Dernière mise à jour : 20 septembre, 2017

Nous sommes aujourd’hui passé-e-s du fait de briser les barrières de la difficulté à une démocratisation du laxisme. L’être humain a eu besoin, a besoin, de rendre certaines tâches plus faciles pour parvenir à réaliser certains de ses objectifs et de ses projets. La roue, par exemple, a permis le déplacement de poids importants d’un endroit à un autre. Une grande partie de l’histoire humaine est celle de la lutte pour faciliter les processus. Le point négatif est que cela a fini par générer une armée de facilitateurs.

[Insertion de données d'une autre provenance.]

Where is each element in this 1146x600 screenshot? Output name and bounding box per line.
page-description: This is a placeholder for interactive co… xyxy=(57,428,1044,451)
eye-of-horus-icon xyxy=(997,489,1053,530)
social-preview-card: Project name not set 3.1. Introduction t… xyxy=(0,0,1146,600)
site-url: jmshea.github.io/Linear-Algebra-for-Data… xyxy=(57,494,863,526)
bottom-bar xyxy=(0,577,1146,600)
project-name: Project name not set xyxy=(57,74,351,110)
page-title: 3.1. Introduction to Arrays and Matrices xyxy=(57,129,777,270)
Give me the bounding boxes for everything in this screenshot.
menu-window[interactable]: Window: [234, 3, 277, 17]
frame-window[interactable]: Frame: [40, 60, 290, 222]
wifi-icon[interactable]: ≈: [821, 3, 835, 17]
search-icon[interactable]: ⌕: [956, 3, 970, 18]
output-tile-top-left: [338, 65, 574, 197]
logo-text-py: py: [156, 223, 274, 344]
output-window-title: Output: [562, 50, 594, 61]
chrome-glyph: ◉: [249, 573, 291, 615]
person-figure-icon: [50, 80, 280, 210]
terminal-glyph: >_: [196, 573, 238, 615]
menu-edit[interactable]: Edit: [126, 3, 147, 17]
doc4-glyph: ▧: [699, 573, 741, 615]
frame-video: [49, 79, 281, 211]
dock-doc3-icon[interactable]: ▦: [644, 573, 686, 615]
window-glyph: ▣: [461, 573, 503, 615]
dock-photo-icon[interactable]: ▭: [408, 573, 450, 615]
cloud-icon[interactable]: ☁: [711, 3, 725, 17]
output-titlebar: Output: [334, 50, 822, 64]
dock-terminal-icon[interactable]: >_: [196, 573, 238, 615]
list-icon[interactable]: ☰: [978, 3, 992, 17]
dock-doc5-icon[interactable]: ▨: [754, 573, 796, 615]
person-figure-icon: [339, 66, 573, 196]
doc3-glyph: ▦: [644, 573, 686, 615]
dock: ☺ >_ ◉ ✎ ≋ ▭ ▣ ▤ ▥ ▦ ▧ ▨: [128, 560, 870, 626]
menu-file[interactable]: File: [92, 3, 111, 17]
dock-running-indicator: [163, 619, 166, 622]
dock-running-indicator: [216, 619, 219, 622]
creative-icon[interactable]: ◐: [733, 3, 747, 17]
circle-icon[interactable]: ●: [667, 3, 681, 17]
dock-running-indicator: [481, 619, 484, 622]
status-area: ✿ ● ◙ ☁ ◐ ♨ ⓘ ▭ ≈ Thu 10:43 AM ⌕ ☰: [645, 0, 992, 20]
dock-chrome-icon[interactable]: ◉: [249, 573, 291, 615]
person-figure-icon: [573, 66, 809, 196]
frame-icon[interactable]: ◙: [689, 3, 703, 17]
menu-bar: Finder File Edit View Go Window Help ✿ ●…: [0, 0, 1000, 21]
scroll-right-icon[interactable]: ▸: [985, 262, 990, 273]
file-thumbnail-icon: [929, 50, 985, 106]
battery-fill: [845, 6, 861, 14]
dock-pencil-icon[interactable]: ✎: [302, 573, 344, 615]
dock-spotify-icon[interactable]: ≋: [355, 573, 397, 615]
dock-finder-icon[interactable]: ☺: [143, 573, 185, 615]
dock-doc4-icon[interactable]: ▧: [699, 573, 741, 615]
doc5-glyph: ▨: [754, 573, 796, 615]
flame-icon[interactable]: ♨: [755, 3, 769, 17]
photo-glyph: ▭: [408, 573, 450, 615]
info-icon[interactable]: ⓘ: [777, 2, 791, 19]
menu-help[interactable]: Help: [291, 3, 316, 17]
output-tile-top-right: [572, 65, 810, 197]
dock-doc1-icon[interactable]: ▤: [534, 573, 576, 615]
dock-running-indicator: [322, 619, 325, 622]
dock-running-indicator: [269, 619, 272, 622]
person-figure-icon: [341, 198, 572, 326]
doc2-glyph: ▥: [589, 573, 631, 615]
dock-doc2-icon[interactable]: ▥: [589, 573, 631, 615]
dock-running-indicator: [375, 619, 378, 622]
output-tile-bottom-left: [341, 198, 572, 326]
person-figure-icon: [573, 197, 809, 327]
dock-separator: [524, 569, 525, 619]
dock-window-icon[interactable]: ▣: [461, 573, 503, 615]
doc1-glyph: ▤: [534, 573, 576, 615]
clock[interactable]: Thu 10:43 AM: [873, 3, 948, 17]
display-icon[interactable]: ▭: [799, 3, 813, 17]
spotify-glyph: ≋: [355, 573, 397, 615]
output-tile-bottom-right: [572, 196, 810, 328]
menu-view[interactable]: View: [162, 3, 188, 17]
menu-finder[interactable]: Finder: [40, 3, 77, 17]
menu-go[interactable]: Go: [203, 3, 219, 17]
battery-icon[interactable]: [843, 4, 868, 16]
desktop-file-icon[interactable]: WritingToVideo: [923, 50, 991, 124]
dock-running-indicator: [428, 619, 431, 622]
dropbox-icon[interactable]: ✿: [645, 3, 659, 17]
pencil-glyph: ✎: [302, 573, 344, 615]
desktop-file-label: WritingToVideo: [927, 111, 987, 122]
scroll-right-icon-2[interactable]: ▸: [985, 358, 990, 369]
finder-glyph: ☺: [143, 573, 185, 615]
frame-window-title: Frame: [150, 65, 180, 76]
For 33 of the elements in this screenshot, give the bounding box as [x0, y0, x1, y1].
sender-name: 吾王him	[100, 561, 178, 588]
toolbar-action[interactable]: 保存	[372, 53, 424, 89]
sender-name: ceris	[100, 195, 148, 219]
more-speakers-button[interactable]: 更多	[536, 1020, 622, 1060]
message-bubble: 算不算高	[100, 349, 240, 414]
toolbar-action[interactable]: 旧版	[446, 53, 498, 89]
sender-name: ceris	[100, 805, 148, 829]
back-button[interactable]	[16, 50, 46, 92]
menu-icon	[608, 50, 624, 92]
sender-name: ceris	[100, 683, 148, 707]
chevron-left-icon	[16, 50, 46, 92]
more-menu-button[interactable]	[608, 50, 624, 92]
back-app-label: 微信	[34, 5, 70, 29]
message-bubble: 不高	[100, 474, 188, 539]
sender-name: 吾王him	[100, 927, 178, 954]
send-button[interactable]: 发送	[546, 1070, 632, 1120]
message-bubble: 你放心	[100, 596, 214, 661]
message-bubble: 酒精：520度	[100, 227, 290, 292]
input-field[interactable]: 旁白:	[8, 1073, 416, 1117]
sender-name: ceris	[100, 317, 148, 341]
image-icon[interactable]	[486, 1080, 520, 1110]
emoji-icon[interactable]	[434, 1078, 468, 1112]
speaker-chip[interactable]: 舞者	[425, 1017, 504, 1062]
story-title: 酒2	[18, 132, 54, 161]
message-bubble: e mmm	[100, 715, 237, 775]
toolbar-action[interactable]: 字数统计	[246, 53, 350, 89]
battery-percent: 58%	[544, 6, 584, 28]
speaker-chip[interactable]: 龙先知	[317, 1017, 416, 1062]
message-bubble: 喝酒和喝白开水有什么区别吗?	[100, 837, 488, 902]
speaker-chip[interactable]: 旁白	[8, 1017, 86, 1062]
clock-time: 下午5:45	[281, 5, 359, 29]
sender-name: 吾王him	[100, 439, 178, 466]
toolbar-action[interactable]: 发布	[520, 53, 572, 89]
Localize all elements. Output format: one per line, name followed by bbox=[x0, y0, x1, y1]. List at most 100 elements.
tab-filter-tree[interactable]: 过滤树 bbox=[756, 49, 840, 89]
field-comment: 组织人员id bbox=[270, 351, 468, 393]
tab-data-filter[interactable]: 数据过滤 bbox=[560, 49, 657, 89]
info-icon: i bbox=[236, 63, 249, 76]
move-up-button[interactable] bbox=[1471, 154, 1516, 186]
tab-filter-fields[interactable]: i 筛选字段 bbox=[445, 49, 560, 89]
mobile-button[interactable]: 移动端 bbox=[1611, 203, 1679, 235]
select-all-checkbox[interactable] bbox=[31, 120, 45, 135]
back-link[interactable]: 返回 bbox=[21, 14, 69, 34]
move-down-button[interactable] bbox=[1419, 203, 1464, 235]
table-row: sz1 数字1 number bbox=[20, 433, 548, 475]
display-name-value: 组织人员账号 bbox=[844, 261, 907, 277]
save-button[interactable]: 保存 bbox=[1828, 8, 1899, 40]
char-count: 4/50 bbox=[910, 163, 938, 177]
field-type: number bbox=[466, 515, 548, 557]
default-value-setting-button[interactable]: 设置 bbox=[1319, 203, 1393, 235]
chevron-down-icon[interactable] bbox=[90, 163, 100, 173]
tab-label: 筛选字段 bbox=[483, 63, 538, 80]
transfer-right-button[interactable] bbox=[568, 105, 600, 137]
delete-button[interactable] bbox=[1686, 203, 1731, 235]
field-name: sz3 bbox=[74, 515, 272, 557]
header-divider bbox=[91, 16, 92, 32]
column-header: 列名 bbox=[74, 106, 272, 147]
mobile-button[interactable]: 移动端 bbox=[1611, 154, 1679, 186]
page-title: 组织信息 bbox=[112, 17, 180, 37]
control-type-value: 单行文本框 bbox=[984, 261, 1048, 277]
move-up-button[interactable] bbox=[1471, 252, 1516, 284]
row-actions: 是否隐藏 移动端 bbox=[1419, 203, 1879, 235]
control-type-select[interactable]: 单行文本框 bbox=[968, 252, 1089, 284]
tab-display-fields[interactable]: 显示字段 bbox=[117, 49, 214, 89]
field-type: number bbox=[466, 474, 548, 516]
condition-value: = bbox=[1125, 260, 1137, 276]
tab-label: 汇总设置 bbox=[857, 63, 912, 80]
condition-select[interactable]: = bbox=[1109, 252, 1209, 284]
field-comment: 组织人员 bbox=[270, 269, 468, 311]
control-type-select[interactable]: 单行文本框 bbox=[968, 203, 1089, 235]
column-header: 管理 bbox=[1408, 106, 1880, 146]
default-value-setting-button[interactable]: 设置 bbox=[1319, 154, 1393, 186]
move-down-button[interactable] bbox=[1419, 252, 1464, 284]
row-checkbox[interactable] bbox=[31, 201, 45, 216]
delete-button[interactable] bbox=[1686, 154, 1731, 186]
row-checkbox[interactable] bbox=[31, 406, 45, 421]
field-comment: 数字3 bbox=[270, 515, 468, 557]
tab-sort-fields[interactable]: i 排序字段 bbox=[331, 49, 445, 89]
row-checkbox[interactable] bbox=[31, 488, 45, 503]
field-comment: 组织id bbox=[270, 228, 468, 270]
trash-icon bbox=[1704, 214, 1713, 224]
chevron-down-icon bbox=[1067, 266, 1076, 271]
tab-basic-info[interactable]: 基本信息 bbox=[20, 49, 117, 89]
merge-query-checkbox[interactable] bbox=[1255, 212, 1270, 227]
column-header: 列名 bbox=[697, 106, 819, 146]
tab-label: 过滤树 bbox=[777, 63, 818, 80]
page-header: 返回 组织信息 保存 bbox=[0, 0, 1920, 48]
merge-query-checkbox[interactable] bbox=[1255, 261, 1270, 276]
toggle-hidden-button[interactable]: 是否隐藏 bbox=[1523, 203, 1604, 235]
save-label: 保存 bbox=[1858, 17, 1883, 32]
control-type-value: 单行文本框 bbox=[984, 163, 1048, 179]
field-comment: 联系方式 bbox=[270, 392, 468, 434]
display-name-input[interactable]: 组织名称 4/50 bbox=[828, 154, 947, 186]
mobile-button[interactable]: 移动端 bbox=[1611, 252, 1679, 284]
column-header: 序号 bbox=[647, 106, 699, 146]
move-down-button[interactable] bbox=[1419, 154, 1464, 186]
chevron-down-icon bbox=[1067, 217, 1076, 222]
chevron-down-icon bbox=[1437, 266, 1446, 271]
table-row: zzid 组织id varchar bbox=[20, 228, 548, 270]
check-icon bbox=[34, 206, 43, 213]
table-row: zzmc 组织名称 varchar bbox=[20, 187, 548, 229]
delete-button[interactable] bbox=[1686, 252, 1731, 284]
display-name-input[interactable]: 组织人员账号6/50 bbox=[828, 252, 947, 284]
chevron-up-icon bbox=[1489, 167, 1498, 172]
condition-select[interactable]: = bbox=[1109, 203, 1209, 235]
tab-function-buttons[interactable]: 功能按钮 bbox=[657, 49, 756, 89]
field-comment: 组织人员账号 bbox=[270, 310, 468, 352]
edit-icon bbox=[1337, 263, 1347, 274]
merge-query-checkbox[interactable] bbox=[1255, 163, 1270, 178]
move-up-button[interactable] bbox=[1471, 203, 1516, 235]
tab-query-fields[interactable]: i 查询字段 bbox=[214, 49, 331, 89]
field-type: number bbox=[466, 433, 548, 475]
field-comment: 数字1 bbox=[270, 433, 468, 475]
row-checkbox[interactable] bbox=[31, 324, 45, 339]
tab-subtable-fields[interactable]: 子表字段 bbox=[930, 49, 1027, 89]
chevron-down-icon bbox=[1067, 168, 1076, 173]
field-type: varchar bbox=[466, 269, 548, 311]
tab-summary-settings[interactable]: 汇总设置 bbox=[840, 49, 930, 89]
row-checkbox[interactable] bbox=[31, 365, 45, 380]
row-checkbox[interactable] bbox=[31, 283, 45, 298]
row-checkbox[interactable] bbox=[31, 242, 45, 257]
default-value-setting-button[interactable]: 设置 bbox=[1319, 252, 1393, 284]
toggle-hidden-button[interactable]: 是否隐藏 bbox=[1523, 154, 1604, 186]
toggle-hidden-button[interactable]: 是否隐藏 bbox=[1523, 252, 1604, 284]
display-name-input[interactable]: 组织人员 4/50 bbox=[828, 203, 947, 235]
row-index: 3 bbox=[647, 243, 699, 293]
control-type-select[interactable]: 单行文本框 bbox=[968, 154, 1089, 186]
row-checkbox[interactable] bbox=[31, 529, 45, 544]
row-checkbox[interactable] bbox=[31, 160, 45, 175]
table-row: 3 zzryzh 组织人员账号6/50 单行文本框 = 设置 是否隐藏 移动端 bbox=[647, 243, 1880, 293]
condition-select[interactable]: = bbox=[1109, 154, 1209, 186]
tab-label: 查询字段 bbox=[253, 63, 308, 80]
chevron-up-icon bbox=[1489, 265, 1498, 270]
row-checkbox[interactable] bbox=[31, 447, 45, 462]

Tout d’abord, la révolution industrielle puis ensuite la révolution informatique. Ces deux phénomènes ont rendu la vie quotidienne beaucoup plus rapide pour l’être humain. En d’autres termes, ils ont réussi à minimiser les efforts nécessaires pour effectuer de nombreuses activités quotidiennes qui nécessitaient auparavant plus d’énergie et plus de temps. Par exemple, s’informer. Le bouche à oreille a été remplacé par la grande presse, puis par l’information en temps réel via Internet.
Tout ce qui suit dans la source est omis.